Armies, Frontiers, and National Security
Okay. So, most of my posts on this site have been related to my field/s of interest; that is, my current research. A quick glance at the title might suggest that I’m about to ramble on about the same old shit. Heck, I devoted about 90% of my 2 MA years back in Soviet Kanuckistan to the Roman Imperial army and its frontiers (there was some philology, mythology, and politics thrown in, but…not so much). But – and I urge you to brace yourself – this post is not about that.

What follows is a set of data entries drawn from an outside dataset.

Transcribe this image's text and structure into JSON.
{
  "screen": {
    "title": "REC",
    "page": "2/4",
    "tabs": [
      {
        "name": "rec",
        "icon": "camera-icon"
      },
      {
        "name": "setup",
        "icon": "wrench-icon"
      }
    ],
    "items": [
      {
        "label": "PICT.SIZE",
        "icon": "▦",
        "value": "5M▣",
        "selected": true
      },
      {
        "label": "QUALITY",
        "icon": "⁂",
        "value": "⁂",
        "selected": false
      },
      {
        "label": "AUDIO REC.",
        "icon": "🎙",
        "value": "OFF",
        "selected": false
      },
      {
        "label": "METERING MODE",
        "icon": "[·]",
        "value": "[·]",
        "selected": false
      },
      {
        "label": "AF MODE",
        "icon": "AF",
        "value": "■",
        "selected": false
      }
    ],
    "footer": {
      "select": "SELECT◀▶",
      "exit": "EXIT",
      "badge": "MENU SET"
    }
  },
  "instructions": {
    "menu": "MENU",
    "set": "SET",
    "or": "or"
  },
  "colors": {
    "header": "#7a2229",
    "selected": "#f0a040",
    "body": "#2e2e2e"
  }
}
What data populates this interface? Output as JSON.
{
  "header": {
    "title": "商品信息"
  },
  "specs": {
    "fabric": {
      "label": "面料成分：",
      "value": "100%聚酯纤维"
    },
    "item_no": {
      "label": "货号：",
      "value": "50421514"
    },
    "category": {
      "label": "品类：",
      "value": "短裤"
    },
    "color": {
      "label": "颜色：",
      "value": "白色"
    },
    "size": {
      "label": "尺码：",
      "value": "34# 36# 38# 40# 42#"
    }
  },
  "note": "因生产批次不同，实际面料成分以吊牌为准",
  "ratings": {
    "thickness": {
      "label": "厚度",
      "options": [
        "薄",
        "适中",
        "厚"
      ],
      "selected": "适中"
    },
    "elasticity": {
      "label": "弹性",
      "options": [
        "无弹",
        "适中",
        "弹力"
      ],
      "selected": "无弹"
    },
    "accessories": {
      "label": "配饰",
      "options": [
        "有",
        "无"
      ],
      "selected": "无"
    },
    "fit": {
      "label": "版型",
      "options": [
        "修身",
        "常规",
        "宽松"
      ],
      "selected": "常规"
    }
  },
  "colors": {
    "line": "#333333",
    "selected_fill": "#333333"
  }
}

For the last, well, let’s say, 150 years or so Canada and the US have had the longest undefended border in the world. There’s 1000’s of km’s of border with nary a border crossing in sight. I always took this as something to be proud of: granted, I’m naive about a lot of things, but most of the bad stuff that crossed the borders went through the major border crossings (south of Vancouver, Detroit, Port Huron, Niagara Falls, air- and seaports not included) anyway. In 3 years this incredible “oversight (if you’re a Republican)” will be no more as the US plans on spending billions on a virtual fence filled with un-manned drones, fences, and – cue references to the Rome World – towers.
So, is this where I say, “what is this world coming to”? No. This world came to that a while ago. But, as a fervently patriotic Canadian, I feel saddened that yet another piece of our ‘national sense of innocence’ has been chipped away. Are such steps by the US government necessary in an age of invisible enemies? Maybe, and certainly this could benefit Canada’s sovereignty too. Yet, – and here’s where the Romans come back into the picture – if any baddie really wants to get in, this won’t stop them; it’s more likely to keep the goodies out, then keep the baddies from coming in. Tis a sad day indeed.
That’s because 98.35% of US terrorism, drug problems and gun crime comes from Canada.